Yüce Rabbimiz insanlığın dünya ve ahiret saadeti için, kendisinin sevgisine erişebilmek için Sevgili Resulüne işaret buyuruyor:
“Andolsun size içinizden öyle bir peygamber geldi ki, gayet izzetli ve şereflidir.
Sıkıntıya düşmeniz ona çok ağır gelir, üstünüze titrer, müminlere gayet merhametli ve şefkatlidir” (Tevbe 9/128).
Ve yine: “Şanım hakkı için muhakkak ki size Resullulah'da pek güzel bir örnek vardır. Allah'a ve son güne ümit besler olup da Allah'ı çok zikreden kimseler için. (Ahzab33/21)
“De ki, siz gerçekten Allah'ı seviyorsanız bana uyun ki, Allah da sizi sevsin ve suçlarınızı bağışlasın. Çünkü Allah çok esirgeyici ve bağışlayıcıdır” (Al’i İmran 3/31)

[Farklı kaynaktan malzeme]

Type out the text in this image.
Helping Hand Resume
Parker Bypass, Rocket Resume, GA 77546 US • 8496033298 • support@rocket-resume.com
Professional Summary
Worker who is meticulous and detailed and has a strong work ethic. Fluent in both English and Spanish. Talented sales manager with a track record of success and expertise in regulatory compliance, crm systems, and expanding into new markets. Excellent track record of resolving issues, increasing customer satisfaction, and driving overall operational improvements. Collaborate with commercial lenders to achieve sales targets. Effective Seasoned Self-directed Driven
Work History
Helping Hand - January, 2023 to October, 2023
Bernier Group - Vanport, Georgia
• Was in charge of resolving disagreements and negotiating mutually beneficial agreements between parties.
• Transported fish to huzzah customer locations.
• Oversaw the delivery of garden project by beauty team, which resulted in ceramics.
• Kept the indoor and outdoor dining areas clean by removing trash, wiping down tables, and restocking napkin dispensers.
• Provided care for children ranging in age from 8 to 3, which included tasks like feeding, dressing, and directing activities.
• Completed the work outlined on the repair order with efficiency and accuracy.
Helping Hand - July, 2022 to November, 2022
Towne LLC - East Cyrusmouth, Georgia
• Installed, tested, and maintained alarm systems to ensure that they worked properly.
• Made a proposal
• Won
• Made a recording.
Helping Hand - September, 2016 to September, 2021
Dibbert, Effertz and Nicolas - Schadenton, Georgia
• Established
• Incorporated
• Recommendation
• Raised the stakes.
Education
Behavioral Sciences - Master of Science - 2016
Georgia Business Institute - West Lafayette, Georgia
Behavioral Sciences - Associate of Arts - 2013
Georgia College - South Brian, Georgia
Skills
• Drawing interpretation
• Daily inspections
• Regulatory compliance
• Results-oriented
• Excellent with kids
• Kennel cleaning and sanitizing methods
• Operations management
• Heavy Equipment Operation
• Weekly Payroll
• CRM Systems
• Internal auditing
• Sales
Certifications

Sevgili Peygamberimiz, geride mü’minlere dünya ve ahret mutluluklarının yollarını kazandırmış, Allah’ın dilemesiyle sayısız mucizeler göstermiş,fevkalade unutulmaz, ama sırlarını ve hikmetlerini bilemediğimiz nice kıymetli eserler bırakmıştır ki bu gün Batı aleminde dahi O’nun dehası ile insanları çok kısa bir zamanda karanlıklardan kurtarıp nasıl modern birer insan haline getirdiğini, kıp-kızıl kum yığınları arasından, insanlığa ilmiyle, nezaketiyle, merhameti ve sevgisiyle ne kadar mütevazi değerler yetiştirdiğini, idrak edebilen değerli ilim adamları çıkıp, inandıkları gibi O Muhterem Peygamverimizin inkâr edilmez özelliklerini, kendisini insanlığa nasıl adadığını ve boşluğu doldurulamayacak bir lider olduğunu ifade etmektedirler,
Ve biz de Salât-u Selamlarımızla diyoruz ki:
“Sevdim seni mabuduma canan diye sevdim,
Bir ben değil Alem sana, hayran diye sevdim”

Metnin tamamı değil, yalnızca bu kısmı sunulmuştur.